Parabenizo todos os professores desta instituição e todos os demais funcionários que de alguma forma também contribuem para o aprendizado dos nossos alunos e os pais, que são fiéis colaboradores para chegarmos a este resultado.
Enfim, estamos avançando com o desejo de continuar progredindo, somando esforços para que possamos alcançar sempre melhores resultados. Segue a poesia do nosso campeão.

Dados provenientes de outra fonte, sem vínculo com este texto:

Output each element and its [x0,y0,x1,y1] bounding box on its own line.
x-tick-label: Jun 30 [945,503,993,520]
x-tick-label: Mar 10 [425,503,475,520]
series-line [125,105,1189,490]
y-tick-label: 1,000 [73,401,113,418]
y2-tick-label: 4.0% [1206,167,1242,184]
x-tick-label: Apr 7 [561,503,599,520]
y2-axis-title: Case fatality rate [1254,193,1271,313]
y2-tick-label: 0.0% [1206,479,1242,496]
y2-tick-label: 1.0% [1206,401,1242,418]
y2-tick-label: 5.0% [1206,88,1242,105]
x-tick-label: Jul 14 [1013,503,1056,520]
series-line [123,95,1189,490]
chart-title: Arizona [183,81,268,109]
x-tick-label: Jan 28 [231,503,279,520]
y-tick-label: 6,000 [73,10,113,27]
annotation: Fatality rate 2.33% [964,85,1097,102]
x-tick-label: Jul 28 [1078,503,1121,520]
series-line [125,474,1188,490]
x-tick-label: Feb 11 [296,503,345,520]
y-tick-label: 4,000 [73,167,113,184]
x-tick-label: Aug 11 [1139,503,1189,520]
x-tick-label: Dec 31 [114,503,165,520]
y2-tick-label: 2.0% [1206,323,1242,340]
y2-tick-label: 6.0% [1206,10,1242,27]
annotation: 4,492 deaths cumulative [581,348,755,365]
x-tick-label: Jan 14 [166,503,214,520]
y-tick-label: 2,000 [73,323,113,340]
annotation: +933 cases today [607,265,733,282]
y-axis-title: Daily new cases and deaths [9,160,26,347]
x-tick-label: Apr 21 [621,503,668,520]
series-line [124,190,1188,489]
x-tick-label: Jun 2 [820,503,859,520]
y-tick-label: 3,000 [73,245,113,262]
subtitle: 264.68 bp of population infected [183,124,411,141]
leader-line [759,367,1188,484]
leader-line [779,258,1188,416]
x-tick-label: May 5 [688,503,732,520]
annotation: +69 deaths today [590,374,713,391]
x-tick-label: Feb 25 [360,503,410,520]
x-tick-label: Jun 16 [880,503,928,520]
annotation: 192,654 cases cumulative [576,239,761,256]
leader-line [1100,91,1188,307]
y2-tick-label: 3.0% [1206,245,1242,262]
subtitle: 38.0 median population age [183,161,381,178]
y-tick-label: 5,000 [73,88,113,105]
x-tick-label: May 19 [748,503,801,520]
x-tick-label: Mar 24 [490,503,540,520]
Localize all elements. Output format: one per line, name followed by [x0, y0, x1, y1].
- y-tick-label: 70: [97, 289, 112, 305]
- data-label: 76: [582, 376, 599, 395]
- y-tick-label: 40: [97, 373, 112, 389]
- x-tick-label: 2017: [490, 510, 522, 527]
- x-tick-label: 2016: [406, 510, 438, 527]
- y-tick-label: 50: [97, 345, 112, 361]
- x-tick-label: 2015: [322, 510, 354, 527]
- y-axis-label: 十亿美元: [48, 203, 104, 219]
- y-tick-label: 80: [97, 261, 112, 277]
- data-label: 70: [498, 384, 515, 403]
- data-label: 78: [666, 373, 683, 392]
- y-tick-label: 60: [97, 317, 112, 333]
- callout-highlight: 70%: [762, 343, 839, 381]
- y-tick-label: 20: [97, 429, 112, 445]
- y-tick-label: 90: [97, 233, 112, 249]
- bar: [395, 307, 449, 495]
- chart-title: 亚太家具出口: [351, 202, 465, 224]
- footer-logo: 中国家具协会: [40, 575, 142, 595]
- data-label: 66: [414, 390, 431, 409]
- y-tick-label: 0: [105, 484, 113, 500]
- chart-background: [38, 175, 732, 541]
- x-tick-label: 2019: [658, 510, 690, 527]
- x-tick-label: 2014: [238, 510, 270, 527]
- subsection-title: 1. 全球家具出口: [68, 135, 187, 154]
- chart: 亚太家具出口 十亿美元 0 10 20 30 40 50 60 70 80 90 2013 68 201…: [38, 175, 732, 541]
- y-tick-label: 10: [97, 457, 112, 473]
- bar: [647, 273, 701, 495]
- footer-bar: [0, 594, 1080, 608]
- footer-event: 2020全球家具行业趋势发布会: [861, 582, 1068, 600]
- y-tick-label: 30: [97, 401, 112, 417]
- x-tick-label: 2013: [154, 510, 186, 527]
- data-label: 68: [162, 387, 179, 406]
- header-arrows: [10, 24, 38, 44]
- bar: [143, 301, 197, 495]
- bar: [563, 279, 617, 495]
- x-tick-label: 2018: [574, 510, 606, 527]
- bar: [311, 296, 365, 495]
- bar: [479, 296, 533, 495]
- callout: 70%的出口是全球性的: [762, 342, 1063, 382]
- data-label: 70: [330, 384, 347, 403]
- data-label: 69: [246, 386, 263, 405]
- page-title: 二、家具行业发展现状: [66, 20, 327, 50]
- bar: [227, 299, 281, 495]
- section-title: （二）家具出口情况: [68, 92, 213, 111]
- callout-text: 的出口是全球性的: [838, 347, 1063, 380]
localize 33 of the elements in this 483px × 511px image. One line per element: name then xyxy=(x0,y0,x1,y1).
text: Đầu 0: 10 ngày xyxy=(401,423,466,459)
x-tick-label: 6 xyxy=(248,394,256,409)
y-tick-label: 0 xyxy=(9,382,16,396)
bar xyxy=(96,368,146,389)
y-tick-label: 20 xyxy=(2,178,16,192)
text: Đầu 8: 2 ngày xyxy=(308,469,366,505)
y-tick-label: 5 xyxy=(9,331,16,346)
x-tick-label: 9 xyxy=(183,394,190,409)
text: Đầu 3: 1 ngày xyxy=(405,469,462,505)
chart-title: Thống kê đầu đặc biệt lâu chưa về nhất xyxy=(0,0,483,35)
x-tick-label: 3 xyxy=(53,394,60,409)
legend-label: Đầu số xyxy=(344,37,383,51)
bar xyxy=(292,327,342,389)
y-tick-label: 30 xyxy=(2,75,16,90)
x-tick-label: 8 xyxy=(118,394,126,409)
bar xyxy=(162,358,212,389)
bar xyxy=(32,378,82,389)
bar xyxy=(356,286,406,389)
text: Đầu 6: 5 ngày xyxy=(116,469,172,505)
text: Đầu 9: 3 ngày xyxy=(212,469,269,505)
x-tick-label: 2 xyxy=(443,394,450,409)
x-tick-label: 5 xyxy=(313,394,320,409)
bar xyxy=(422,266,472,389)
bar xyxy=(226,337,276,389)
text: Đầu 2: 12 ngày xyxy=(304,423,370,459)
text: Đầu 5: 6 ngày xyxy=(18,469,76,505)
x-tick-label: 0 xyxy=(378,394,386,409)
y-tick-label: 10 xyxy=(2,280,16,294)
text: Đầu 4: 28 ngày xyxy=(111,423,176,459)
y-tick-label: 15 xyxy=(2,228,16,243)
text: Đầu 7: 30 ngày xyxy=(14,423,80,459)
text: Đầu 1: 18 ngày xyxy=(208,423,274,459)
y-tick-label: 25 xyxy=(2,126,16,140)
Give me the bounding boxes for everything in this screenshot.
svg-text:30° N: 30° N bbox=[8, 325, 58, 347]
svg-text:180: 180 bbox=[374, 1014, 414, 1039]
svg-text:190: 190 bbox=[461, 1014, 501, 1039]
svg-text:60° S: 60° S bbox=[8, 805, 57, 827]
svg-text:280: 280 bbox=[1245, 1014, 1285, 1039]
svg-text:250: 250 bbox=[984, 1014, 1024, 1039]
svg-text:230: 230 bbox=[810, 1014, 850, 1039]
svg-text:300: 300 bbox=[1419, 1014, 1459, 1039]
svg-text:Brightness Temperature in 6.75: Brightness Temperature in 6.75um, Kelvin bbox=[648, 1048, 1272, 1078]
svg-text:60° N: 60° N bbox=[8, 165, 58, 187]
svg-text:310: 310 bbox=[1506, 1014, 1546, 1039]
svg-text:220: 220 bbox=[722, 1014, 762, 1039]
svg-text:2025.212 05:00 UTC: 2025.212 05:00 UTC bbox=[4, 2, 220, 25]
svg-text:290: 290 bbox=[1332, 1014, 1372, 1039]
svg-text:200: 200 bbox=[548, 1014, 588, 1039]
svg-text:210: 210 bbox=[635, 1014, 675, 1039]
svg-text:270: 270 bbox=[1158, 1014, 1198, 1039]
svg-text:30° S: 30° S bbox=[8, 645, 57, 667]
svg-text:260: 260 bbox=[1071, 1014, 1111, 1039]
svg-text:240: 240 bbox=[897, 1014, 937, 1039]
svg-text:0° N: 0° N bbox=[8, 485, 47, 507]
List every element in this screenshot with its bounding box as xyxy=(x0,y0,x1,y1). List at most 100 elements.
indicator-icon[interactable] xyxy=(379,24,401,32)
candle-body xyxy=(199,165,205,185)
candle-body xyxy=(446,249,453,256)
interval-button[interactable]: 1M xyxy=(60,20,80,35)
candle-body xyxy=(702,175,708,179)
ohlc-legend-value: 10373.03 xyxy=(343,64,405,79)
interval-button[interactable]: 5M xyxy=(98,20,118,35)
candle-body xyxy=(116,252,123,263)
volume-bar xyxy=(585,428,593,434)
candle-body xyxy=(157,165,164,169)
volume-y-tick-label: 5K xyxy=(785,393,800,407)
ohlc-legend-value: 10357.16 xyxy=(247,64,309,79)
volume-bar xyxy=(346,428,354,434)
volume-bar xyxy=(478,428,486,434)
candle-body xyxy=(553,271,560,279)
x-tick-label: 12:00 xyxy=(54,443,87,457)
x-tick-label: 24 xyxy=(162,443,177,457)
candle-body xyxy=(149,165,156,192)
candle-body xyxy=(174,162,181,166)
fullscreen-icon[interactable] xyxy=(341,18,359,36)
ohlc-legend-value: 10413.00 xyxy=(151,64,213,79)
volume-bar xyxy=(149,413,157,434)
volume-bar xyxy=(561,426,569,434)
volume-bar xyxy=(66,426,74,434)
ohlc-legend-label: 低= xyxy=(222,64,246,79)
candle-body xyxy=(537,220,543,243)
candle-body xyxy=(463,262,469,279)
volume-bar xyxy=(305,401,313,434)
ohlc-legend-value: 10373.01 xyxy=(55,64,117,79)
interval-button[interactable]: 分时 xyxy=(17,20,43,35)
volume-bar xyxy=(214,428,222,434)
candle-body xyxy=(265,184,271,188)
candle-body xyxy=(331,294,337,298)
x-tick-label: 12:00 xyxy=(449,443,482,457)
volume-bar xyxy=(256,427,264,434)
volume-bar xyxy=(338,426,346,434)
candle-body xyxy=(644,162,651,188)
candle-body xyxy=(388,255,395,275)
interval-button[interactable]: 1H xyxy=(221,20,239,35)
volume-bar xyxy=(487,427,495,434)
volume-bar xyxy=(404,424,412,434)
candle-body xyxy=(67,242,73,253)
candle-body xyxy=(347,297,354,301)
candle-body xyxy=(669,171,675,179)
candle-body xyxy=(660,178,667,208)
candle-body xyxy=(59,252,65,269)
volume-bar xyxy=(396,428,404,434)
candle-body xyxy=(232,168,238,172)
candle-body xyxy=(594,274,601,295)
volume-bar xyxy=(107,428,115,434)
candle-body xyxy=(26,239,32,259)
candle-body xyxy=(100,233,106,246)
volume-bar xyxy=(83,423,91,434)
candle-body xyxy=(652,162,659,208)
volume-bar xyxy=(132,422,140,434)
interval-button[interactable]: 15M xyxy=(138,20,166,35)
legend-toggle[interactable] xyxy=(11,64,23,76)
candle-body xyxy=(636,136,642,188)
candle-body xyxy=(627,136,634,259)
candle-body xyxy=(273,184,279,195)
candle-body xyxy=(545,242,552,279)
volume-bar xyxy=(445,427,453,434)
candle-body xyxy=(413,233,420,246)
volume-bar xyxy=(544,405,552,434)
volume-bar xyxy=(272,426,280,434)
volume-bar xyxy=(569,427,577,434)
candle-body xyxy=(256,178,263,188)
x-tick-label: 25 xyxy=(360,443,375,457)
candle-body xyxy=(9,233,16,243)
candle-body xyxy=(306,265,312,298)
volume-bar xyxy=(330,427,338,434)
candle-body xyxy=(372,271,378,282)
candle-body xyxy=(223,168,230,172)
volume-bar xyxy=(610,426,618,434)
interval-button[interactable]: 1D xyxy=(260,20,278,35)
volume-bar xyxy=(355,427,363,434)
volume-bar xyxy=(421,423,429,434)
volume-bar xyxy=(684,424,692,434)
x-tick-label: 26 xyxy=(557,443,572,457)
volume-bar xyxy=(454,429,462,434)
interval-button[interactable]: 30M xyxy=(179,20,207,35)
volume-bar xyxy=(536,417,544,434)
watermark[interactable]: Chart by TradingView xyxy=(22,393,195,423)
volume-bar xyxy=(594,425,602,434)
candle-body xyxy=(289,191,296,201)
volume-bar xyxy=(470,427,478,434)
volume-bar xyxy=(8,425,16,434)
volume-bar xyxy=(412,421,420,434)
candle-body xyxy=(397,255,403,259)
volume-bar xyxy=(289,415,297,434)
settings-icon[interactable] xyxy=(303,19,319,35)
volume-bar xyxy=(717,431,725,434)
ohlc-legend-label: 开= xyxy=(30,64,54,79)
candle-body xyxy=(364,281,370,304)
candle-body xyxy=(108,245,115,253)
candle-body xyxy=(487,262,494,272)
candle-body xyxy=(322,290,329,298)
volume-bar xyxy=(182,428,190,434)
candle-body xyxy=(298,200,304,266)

Coordenadora Rosângela Maria de Alvarenga
POESIA
Minas de pensamento…
Aqui tem muitas montanhas
Que lá no alto ficam sonhando
“Como seria a vida?”
Se elas estivessem andando…
As pessoas são como as montanhas,
Sempre querendo conhecer outro lugar,
Mas nem sempre têm oportunidade
De os seus sonhos realizar.
E assim os sonhos vivem aqui
E são plantados como semente,
Depois crescem fortes
E viram a vida da gente.
Quando o Sol começa a sair,
O dia começa a brilhar,
A Lua vai dormir
E as crianças vão brincar.
O Sol amarelo lá no alto
Traz vida ao dia,
O azul enche o céu
E o verde colore a alegria.
Já antes do Sol nascer,
Todos vão trabalhar.
Depois, já no escurecer,
Voltam para descansar.
Na estradinha sonolenta,
Os trabalhadores vão e vêm.
A poeira os observa
E vê os segredos que têm.
As casas são comuns,
Não há nenhuma mansão.
Mas é onde ficam nossas vidas
E mora nosso coração
Quando vem a noite,
Os jovens vão pra rua.
Namorados na calçada,
Conversando com a Lua.
Em casa, o fogão a lenha,
O avô e as histórias de encantar.
Até o fogo se emociona
E fica em silêncio a escutar.
Causos de assombrações
Tão vivos que dão até medo.
Histórias das antigas gerações
E às vezes, conta até segredo.
Todos ouvem no silêncio
Os sons doces do passado
E imaginam o futuro num sonho
Que no peito fica guardado.
Esse é o povo simples daqui,
Que é como o joão-de-barro,
O povo faz casa ao pé da serra
E o passarinho lá no galho.
Entre as montanhas de Minas
Mora silencioso o meu lugar.
A água pura escorre da ribanceira
É o pensamento brotando em cada olhar.